Built back in the town’s heyday by the founding family, the Sterlings, the monastery had been a glorious place through the 1800s and early 1900s. Like the town itself, though, it had seen better days. Now the marble was cracked and crumbling, and the air blowing in through the vents of Rox’s car carried the scent of decay.
“I wish I’d never mentioned this place,” she said, trying to ignore the faint shiver working its way down the back of her neck. “We could’ve made do at the clinic.”
Then again, that would’ve meant being in very close quarters with Luke. Maybe the monastery wasn’t such a bad idea after all. At least she’d be able to put a few doors between them, giving her some space. Some privacy.
She avoided the road leading to the parking lot off to the side of the huge stone building, and instead pulled up right in front of the wide stone stairs leading to the main entrance.
All the better for a quick getaway if I need one, she thought wryly, but deep down inside she knew that even though the idea of escape might be sorely tempting, she wasn’t going anywhere. This was her home. These were her people.
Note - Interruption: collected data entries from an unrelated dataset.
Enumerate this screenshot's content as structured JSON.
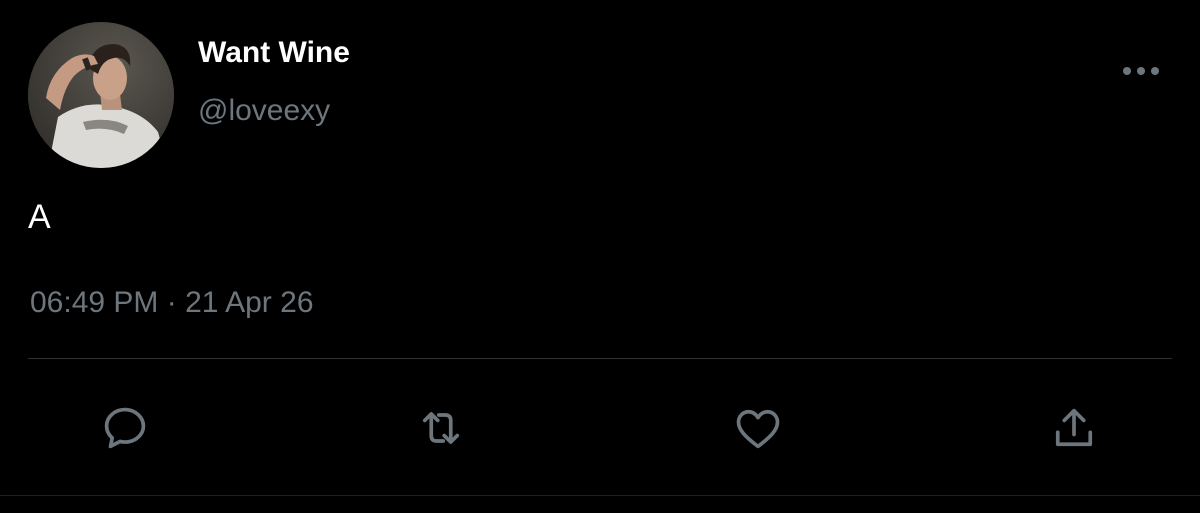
{
  "tweet": {
    "display_name": "Want Wine",
    "handle": "@loveexy",
    "text": "A",
    "timestamp": "06:49 PM · 21 Apr 26"
  },
  "icons": {
    "more": "more-horizontal-icon",
    "reply": "reply-icon",
    "retweet": "retweet-icon",
    "like": "heart-icon",
    "share": "share-icon"
  },
  "colors": {
    "background": "#000000",
    "text_primary": "#ffffff",
    "text_secondary": "#6e767d",
    "divider": "#2f3336"
  }
}
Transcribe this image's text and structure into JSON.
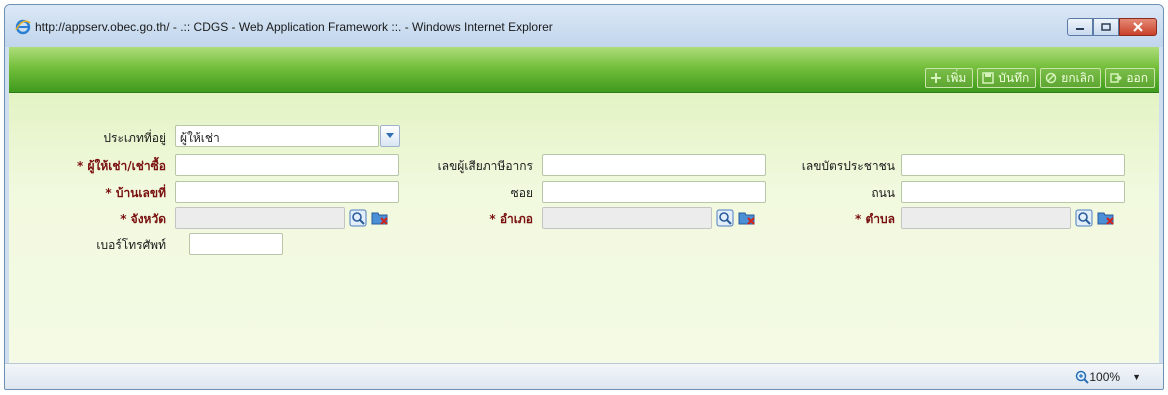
{
  "window": {
    "title": "http://appserv.obec.go.th/ - .:: CDGS - Web Application Framework ::. - Windows Internet Explorer"
  },
  "toolbar": {
    "buttons": [
      {
        "label": "เพิ่ม",
        "icon": "plus-icon"
      },
      {
        "label": "บันทึก",
        "icon": "save-icon"
      },
      {
        "label": "ยกเลิก",
        "icon": "cancel-icon"
      },
      {
        "label": "ออก",
        "icon": "exit-icon"
      }
    ]
  },
  "form": {
    "address_type": {
      "label": "ประเภทที่อยู่",
      "value": "ผู้ให้เช่า"
    },
    "lessor_name": {
      "label": "* ผู้ให้เช่า/เช่าซื้อ",
      "value": ""
    },
    "tax_id": {
      "label": "เลขผู้เสียภาษีอากร",
      "value": ""
    },
    "citizen_id": {
      "label": "เลขบัตรประชาชน",
      "value": ""
    },
    "house_no": {
      "label": "* บ้านเลขที่",
      "value": ""
    },
    "soi": {
      "label": "ซอย",
      "value": ""
    },
    "road": {
      "label": "ถนน",
      "value": ""
    },
    "province": {
      "label": "* จังหวัด",
      "value": ""
    },
    "district": {
      "label": "* อำเภอ",
      "value": ""
    },
    "subdistrict": {
      "label": "* ตำบล",
      "value": ""
    },
    "phone": {
      "label": "เบอร์โทรศัพท์",
      "value": ""
    }
  },
  "statusbar": {
    "zoom": "100%"
  }
}
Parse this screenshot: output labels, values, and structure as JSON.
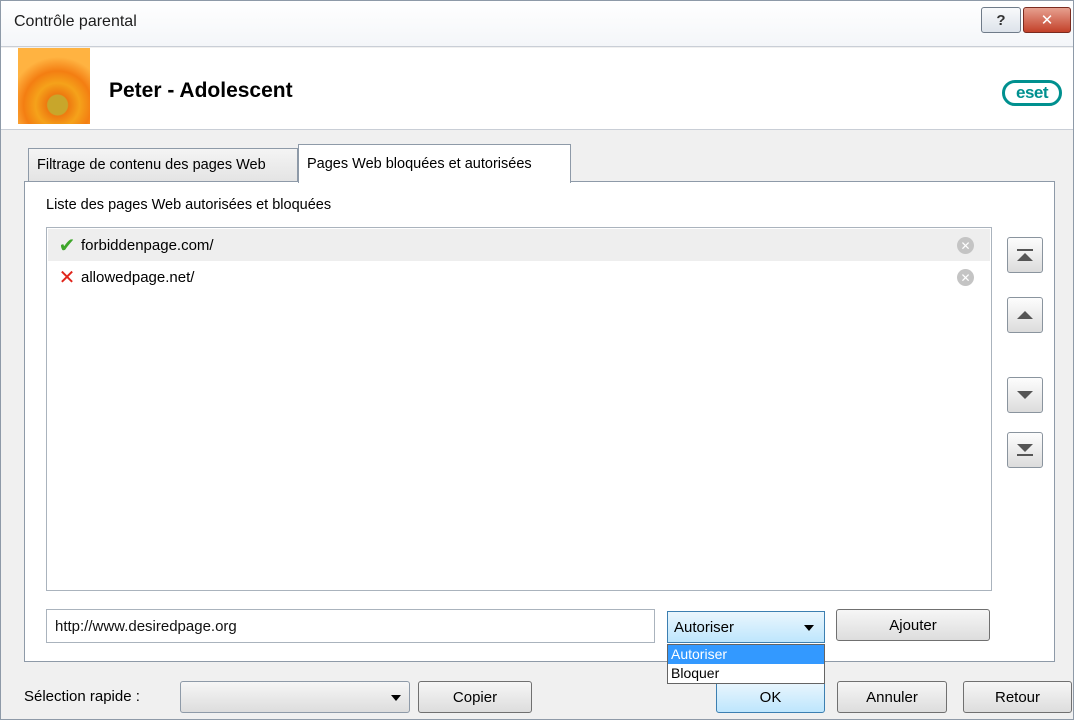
{
  "window": {
    "title": "Contrôle parental",
    "help_label": "?",
    "close_label": "✕"
  },
  "header": {
    "profile_name": "Peter - Adolescent",
    "logo_text": "eset"
  },
  "tabs": [
    {
      "label": "Filtrage de contenu des pages Web",
      "active": false
    },
    {
      "label": "Pages Web bloquées et autorisées",
      "active": true
    }
  ],
  "list": {
    "caption": "Liste des pages Web autorisées et bloquées",
    "items": [
      {
        "mark": "✔",
        "mark_color": "#3ea62a",
        "url": "forbiddenpage.com/",
        "status": "allowed"
      },
      {
        "mark": "✕",
        "mark_color": "#e0251b",
        "url": "allowedpage.net/",
        "status": "blocked"
      }
    ]
  },
  "side_buttons": [
    "move-top-icon",
    "move-up-icon",
    "move-down-icon",
    "move-bottom-icon"
  ],
  "input": {
    "url_value": "http://www.desiredpage.org",
    "action_selected": "Autoriser",
    "action_options": [
      "Autoriser",
      "Bloquer"
    ],
    "add_label": "Ajouter"
  },
  "footer": {
    "quick_label": "Sélection rapide :",
    "quick_value": "",
    "copy_label": "Copier",
    "ok_label": "OK",
    "cancel_label": "Annuler",
    "back_label": "Retour"
  },
  "colors": {
    "accent": "#3c7fb1",
    "eset": "#00908f",
    "allowed": "#3ea62a",
    "blocked": "#e0251b"
  }
}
If there was anything she could do to heal and protect them, then she’d do it, even if it meant spending the next few days—or longer—with Luke.
Speak of the devil, he was already out of his car and jogging up the main stairs, lighting the way with a heavy metal flashlight she knew from years past could double as both illumination and self-defense.
When she joined him, he flicked the cone of light in her direction. “No ghosts yet.”